The South African playwright Athol Fugard had to deal with thoughts of abandoning his country in the last years of apartheid, and many of those issues are brought to life in Ensemble Theatre's Sorrows and Rejoicings. The deceptively simple premise is that three women in Afrikaner poet Dawid Olivier's life have gathered, just after his funeral, at his home in the small town of Karoo. Sick with leukemia, Dawid had recently returned from his exile in London to spend his last days in his home on the veldt.
As it turns out, though, his wife Allison, an Englishwoman, and the black servant Marta have a lot in common. Dawid and Marta had an affair extending over many years, and it resulted in Rebecca, the 18-year-old woman who's also in the room. As Dawid is seen in flashback scenes, much is divulged about his past and his relationships with these women: Marta and Allison still quietly pine for him, while Rebecca harbors deep resentment. Indeed, she spends the first hour of this 90-minute work standing and glowering at her mother and Allison in silence.

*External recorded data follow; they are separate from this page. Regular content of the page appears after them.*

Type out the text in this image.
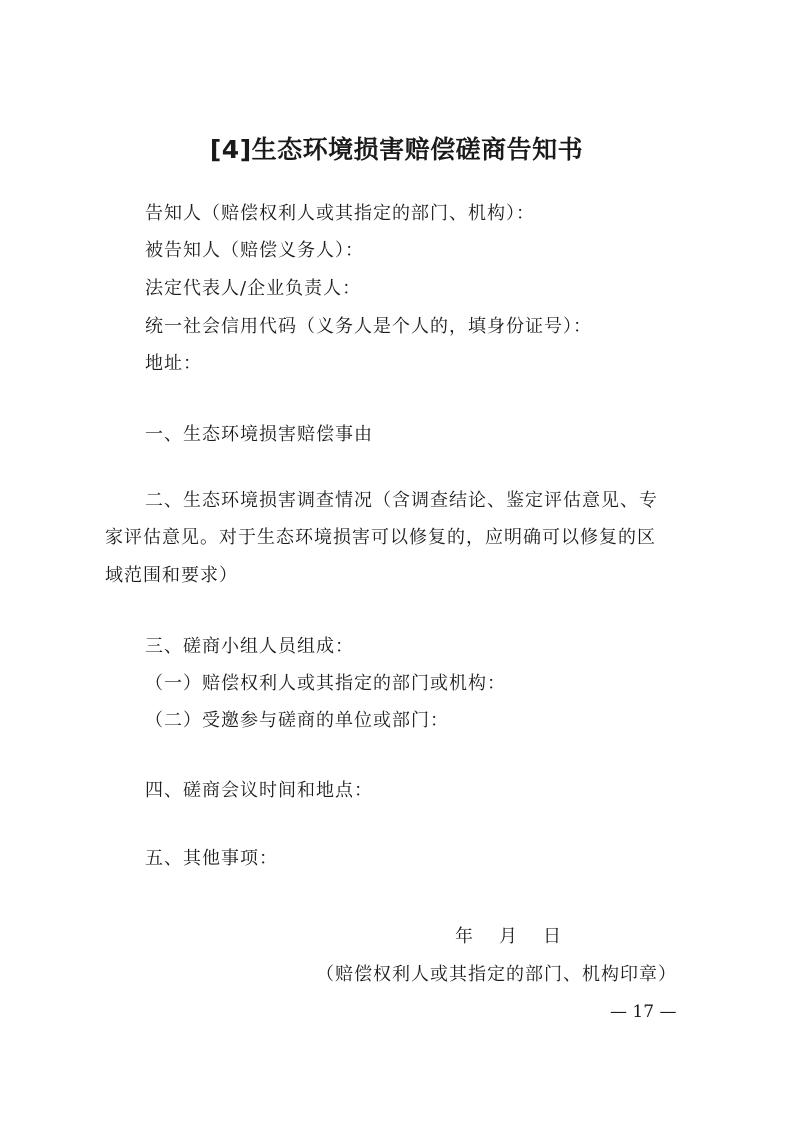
[4]生态环境损害赔偿磋商告知书
告知人（赔偿权利人或其指定的部门、机构）：
被告知人（赔偿义务人）：
法定代表人/企业负责人：
统一社会信用代码（义务人是个人的，填身份证号）：
地址：
一、生态环境损害赔偿事由
二、生态环境损害调查情况（含调查结论、鉴定评估意见、专
家评估意见。对于生态环境损害可以修复的，应明确可以修复的区
域范围和要求）
三、磋商小组人员组成：
（一）赔偿权利人或其指定的部门或机构：
（二）受邀参与磋商的单位或部门：
四、磋商会议时间和地点：
五、其他事项：
年 月 日
（赔偿权利人或其指定的部门、机构印章）
— 17 —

Directed with a profound sense of stillness and compassion by Licia Colombi, Sorrows explores just how crippling the poet's exile became. Unable to publish or speak under the repressive regime of South Africa, Dawid fled to London, where he met Allison. But without the creative fuel of his homeland, his writing "dried up and clotted like the blood in the veins of a dead man." So he turned to drink and, even though he has the passport to return, he's too ashamed to make the trip until death is imminent.
Marta and Allison get on surprisingly well, once they get past their initial awkwardness. But the play truly comes alive when Rebecca finally lashes out at her mother for forcing her to deny that Dawid was her father and for obsequiously polishing her lover's furniture with her tears.
Ensemble's potent cast includes Robert Hawkes as a thoroughly believable Dawid, appearing at various stages of the man's life and making each era ring true. His scene with Allison (a prim but proud Elizabeth Townsend), drunkenly lamenting his inability to catch even one housefly in dreary London, when they abounded in his hometown, perfectly captures the man's lonely detachment from his geography, his muse.
Also excellent are Renee Matthews-Jackson as the volatile Rebecca and Sonia Bishop as the long-suffering Marta. Even though Bishop could put more passion into the remembered moments, this is a play that pulses with the humanity of loves lost and no longer recoverable.